The classic way of Vallée’s directing will bond with the script written by Craig Borten and Melisa Wallack which is perfectly linear and also wants to raise some additional issues beyond the creation of powerful characters. As it is already mentioned, the bias for AIDS in the 80s and the targeting of patients and generally homosexuals were particularly strong and were mainly based on ignorance even by scientists. Dallas Buyers Club is trying to somehow justify those that have suffered this behavior in the past and also presents to us a strange period that that does not resemble at all the politically correct today’s status. Once again this is succeeded by avoiding the melodramatic tones and by maintaining a slightly emotional but not provocative depiction. Vallée does not want to put the viewer into the core of the problem or push him to reach a solution that could disturb and annoy him in the end. He is dealing with AIDS from a tender distance, he has an interest that reaches the general social concern but is not struggling for something more than that. Despite the criticism towards the US Food and Drug Administration, the film never becomes substantially political. Following once more the classic Hollywood motif, the film simply presents the typical working-class / folk hero who is fighting against a brutal system.

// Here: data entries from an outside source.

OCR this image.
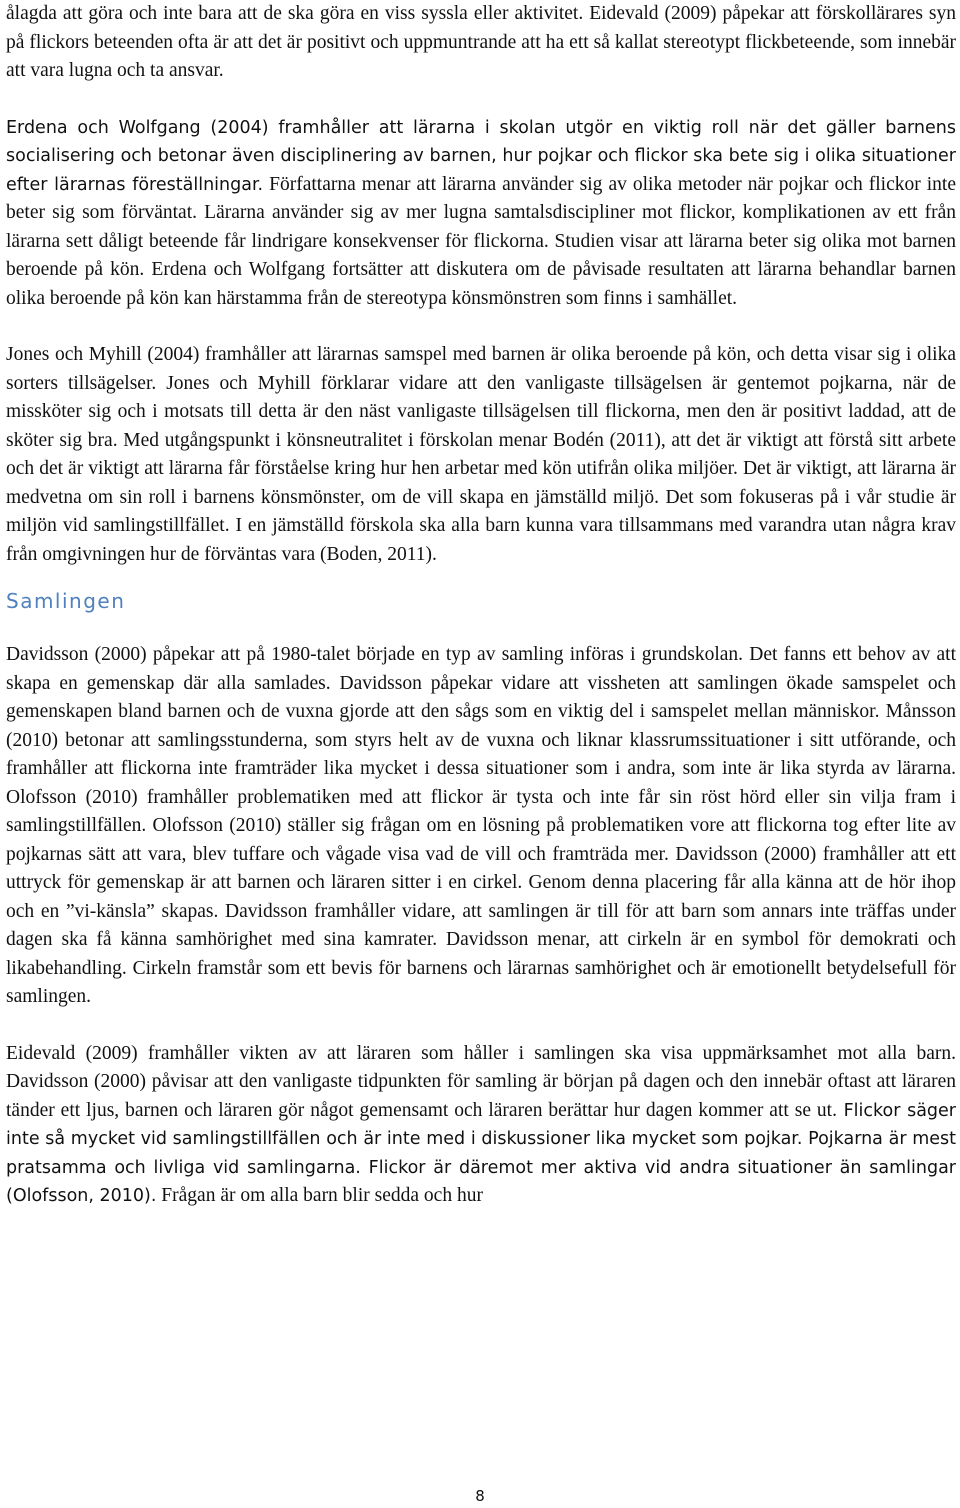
ålagda att göra och inte bara att de ska göra en viss syssla eller aktivitet. Eidevald (2009) påpekar att förskollärares syn på flickors beteenden ofta är att det är positivt och uppmuntrande att ha ett så kallat stereotypt flickbeteende, som innebär att vara lugna och ta ansvar.

Erdena och Wolfgang (2004) framhåller att lärarna i skolan utgör en viktig roll när det gäller barnens socialisering och betonar även disciplinering av barnen, hur pojkar och flickor ska bete sig i olika situationer efter lärarnas föreställningar. Författarna menar att lärarna använder sig av olika metoder när pojkar och flickor inte beter sig som förväntat. Lärarna använder sig av mer lugna samtalsdiscipliner mot flickor, komplikationen av ett från lärarna sett dåligt beteende får lindrigare konsekvenser för flickorna. Studien visar att lärarna beter sig olika mot barnen beroende på kön. Erdena och Wolfgang fortsätter att diskutera om de påvisade resultaten att lärarna behandlar barnen olika beroende på kön kan härstamma från de stereotypa könsmönstren som finns i samhället.

Jones och Myhill (2004) framhåller att lärarnas samspel med barnen är olika beroende på kön, och detta visar sig i olika sorters tillsägelser. Jones och Myhill förklarar vidare att den vanligaste tillsägelsen är gentemot pojkarna, när de missköter sig och i motsats till detta är den näst vanligaste tillsägelsen till flickorna, men den är positivt laddad, att de sköter sig bra. Med utgångspunkt i könsneutralitet i förskolan menar Bodén (2011), att det är viktigt att förstå sitt arbete och det är viktigt att lärarna får förståelse kring hur hen arbetar med kön utifrån olika miljöer. Det är viktigt, att lärarna är medvetna om sin roll i barnens könsmönster, om de vill skapa en jämställd miljö. Det som fokuseras på i vår studie är miljön vid samlingstillfället. I en jämställd förskola ska alla barn kunna vara tillsammans med varandra utan några krav från omgivningen hur de förväntas vara (Boden, 2011).

Samlingen

Davidsson (2000) påpekar att på 1980-talet började en typ av samling införas i grundskolan. Det fanns ett behov av att skapa en gemenskap där alla samlades. Davidsson påpekar vidare att vissheten att samlingen ökade samspelet och gemenskapen bland barnen och de vuxna gjorde att den sågs som en viktig del i samspelet mellan människor. Månsson (2010) betonar att samlingsstunderna, som styrs helt av de vuxna och liknar klassrumssituationer i sitt utförande, och framhåller att flickorna inte framträder lika mycket i dessa situationer som i andra, som inte är lika styrda av lärarna. Olofsson (2010) framhåller problematiken med att flickor är tysta och inte får sin röst hörd eller sin vilja fram i samlingstillfällen. Olofsson (2010) ställer sig frågan om en lösning på problematiken vore att flickorna tog efter lite av pojkarnas sätt att vara, blev tuffare och vågade visa vad de vill och framträda mer. Davidsson (2000) framhåller att ett uttryck för gemenskap är att barnen och läraren sitter i en cirkel. Genom denna placering får alla känna att de hör ihop och en ”vi-känsla” skapas. Davidsson framhåller vidare, att samlingen är till för att barn som annars inte träffas under dagen ska få känna samhörighet med sina kamrater. Davidsson menar, att cirkeln är en symbol för demokrati och likabehandling. Cirkeln framstår som ett bevis för barnens och lärarnas samhörighet och är emotionellt betydelsefull för samlingen.

Eidevald (2009) framhåller vikten av att läraren som håller i samlingen ska visa uppmärksamhet mot alla barn. Davidsson (2000) påvisar att den vanligaste tidpunkten för samling är början på dagen och den innebär oftast att läraren tänder ett ljus, barnen och läraren gör något gemensamt och läraren berättar hur dagen kommer att se ut. Flickor säger inte så mycket vid samlingstillfällen och är inte med i diskussioner lika mycket som pojkar. Pojkarna är mest pratsamma och livliga vid samlingarna. Flickor är däremot mer aktiva vid andra situationer än samlingar (Olofsson, 2010). Frågan är om alla barn blir sedda och hur

8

The screenplay is largely based on real events of Ron Woodroof’s life but also has some strong fictional elements with the creation of Rayon being the most evident.
Dallas Buyers Club is without doubt the film that will highlight artistically primarily Jean-Marc Vallée and Matthew McConaughey and secondarily Jared Leto too. Despite some weaknesses it is a strong character based drama that strictly follows the typical rules of classic Hollywood categorization. Beyond all the obvious facts it is a film of marginal pairs’ balance that move among realism and fantasy, hope and disillusionment, justice and injustice, heterosexuality and homosexuality, AIDS and life.